One of Edwards' last acts as a state representative was to obtain $36 million for teachers' salaries included in the 2015-2016 state budget. It was also during this time that West Baton Rouge Parish voters approved to increase school employees’ salaries by $5,000 on the Dec. 10 election ballot.

The pay raise “showed teachers we appreciate and value them” and “we’ve got more teachers since then,” said James Jackson PAHS Principal, who wishes for the same successful results seen across the state.

The raise retained teachers and prevented them from going to neighboring states with better pay, he said. The raise also attracted top-notch teachers in other states to come to WBRP, he said, which is parallel to the results Edwards wishes to achieve.

“Hopefully the pay raise can go directly to the teacher, not to out-of-pocket funds,” the principal said and knows that while teachers are most creative in finding cheap or free things, they sometimes spend their own money for the quality of education. Such costs are minimized by supportive parents and being good stewards of money, Jackson said. He described how he offers financial assistance to teachers who ask so they may focus on teaching.
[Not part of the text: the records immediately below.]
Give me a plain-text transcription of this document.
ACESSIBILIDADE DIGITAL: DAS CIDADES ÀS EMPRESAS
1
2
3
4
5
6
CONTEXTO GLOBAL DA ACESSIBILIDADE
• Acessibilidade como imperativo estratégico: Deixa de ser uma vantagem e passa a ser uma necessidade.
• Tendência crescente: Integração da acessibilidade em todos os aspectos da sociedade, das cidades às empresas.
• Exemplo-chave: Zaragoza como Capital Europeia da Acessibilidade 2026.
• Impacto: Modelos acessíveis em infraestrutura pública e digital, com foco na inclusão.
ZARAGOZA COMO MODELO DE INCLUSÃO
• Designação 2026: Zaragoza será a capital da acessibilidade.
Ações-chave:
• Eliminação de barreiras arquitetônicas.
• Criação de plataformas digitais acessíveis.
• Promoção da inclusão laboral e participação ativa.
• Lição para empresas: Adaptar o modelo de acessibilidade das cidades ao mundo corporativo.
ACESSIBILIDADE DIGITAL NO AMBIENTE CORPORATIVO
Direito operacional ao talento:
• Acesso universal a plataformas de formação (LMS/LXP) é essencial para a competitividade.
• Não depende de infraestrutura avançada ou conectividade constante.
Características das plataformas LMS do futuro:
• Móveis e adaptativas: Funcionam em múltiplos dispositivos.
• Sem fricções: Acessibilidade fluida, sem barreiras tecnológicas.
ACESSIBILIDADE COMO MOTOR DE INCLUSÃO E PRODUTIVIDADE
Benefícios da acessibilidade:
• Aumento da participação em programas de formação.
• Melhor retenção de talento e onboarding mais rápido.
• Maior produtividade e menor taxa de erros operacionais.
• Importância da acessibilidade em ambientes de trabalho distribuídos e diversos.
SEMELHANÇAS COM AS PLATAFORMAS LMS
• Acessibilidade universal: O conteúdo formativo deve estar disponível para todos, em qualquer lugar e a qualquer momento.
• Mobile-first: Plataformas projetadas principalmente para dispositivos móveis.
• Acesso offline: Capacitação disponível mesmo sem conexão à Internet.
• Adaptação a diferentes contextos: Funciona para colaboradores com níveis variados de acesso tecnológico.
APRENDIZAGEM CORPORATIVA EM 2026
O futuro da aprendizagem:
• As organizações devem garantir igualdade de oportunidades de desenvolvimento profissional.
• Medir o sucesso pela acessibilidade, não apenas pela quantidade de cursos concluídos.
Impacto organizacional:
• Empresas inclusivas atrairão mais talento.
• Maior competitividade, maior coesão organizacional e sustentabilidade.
Angie Roger, an English teacher of 16 years at Port Allen High School has seen teachers fund projects on different social media sites. Yearly, she spends $500 alone on paper, pens and printer ink for the students who lack home printers, though it is tax deductible over a certain amount.

Rogers sometimes offers to help students’ graduation costs and she described an instance where she offered to pay for a student’s ACT test, which cost about $60 and is essential for college acceptance. Despite originally declining, the student boosted her score and Roger was thrilled.

“If I’m fortunate, I’m going to make the best of it,” she said, though she supports the teacher pay raise knowing the benefits it would bring to the state and to teachers.

“Teachers understand teaching is the noblest profession and even after the pay raise, they do it for kids’ rewards, not money,” Jackson said.